That was the story on the South Lawn of the White House yesterday as dusk descended and the whir of a generator energized dozens of spotlights bouncing colors off the traditionally staid white walls of the traditionally staid old White House. Tourists and hometowners driving by probably did double takes as they glanced casually at The Green House . . . wait a minute, that's The Blue House . . . Big Pink . . . Little Red . . . Las Vegas on the Potomac. Last night, with the Reagans wisely out of town, 1600 Pennsylvania Avenue was The Light House.
Nancy Reagan's decorating revenge? Merry Pranksters infiltrating the Secret Service? No, the White House was posing for a picture, a commercial picture at that. The White House, notoriously camera-shy, allowed itself to be talked into a session with New York photographer Dudley Gray.

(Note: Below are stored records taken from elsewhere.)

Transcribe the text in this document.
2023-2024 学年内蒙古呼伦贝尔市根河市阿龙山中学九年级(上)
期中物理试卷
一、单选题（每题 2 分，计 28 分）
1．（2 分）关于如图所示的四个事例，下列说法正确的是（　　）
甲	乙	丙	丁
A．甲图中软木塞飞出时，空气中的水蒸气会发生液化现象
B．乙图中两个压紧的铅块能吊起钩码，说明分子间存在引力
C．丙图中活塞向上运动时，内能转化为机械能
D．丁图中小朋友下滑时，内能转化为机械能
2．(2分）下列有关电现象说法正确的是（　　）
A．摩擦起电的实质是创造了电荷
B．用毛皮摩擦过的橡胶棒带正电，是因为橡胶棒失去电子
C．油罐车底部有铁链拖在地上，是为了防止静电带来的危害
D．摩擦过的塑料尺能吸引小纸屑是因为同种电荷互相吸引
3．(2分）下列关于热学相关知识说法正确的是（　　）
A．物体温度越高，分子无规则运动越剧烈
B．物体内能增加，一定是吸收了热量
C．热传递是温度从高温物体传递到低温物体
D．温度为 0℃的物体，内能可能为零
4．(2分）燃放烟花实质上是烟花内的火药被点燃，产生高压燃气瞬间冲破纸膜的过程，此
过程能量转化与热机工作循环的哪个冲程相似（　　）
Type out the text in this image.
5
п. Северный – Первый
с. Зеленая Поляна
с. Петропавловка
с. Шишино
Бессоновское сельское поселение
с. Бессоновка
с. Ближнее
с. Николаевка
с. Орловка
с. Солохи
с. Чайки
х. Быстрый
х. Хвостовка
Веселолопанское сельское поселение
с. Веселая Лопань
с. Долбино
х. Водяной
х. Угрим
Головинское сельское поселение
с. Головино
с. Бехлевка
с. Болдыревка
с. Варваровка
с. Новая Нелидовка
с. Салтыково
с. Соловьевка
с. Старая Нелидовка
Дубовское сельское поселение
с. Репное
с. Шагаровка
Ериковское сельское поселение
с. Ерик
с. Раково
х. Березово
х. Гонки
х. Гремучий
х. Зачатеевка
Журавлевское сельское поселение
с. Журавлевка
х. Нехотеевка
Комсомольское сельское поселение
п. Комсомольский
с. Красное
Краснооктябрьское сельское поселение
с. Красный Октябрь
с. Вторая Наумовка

Now, Gray is not your average photographer; he's an illuminator, a portrait artist who builds temporary light rigs around the huge structures he so passionately wants to bend to his vision. Gray has already illuminated the top of the Empire State Building, the Brooklyn Bridge and City Hall in New York. Yesterday the commercial artist, working on New York time, met the bureaucracy, working on Washington time. Guess who won.
"Are you shooting, Dudley?"
"A green, a green, a green, Clyde!"
"I'm ready now, please, hold it, please!"
Time started running out on Gray and his crew of 14 before they ever got off a shot. With lighting partner Joe Strand and a hastily assembled light system, Gray started setting up on the South Lawn late yesterday afternoon. The spots were spread wide across the lawn, as if the still-White House would hold its own press conference. The walls may once have had ears, but the only mouth working was Gray's.
"We're lighting the trees, the branches; soon the whole thing will be burning, the bushes will be burning. We'll bring the whole thing up for a climax." If he weren't such a good photographer, Gray would make a good dilettante. He talked about needing a tape of singing whales for inspiration; about the fact that he'd had 12 hours to light the Brooklyn Bridge; about the intransigence of White House press aide Sue Mathis, who obviously regretted the entire affair.
Meanwhile, the White House stood in mute eloquence as different gels (the filters over the lights) created layers of colors and crossing shadows, accompanied by half-muttered curses and the sound of glass filters breaking on the lawn; the filters faltered under the intense heat of the lights. It's a good thing no one's going to be running around barefoot on the South Lawn any time soon.
Gray drifted around, shooting from his Nikon F-2, while Strand shot from a Polaroid and someone else shot from a 4-x-5 camera. They expected to make between 2,000 and 5,000 shots, of which one or possibly two will be selected for a monstrous (and probably expensive) Washington, D.C. book, due to be published by Harry N. Abrams in fall of 1982. The book will feature more than 200 photographs from the likes of Ernst Haas, Jay Maisel, Fred Maroon, Fred Ward and National Geographic's Bill Weems and Sosee Brimberg. Gray's two-hour shoot (he had to finish by 9 p.m.) is expected to cost $6,000, with donated products and services from the private sector helping to defray expenses. The coffee-table book will be designed by J.C. Suares, the former art director of New York magazine, who recently put together Abrams' $45 opus, "Manhattan."
Several guards at the South Portico entrance had to move away from their post, being literally blinded by the lights. They seemed to be the only ones half impressed by the apparently scattered genius at work there in the night; in truth, Gray seemed to be making it all up as he went along. The colors were pretty but ultimately boring, as if the troupe were lighting up the set for a remake of "Mr. Smith Goes to Washington" . . . only the actor was out of town.
"Wait, wait, two more gels . . . we're going to have one big hit! There's just not enough time in the day . . . they don't understand." Gray moaned and shot, moaned and shot, moving around to different vantage points, seemingly pleased with what he saw in his mind's and camera's eye. For her part, Mathis didn't seem to think the project was such a bright idea, despite the 50,000 watts of power needed to illuminate Gray's vision. Only time will tell, though only Newsweek sent a photographer to shoot the shooting.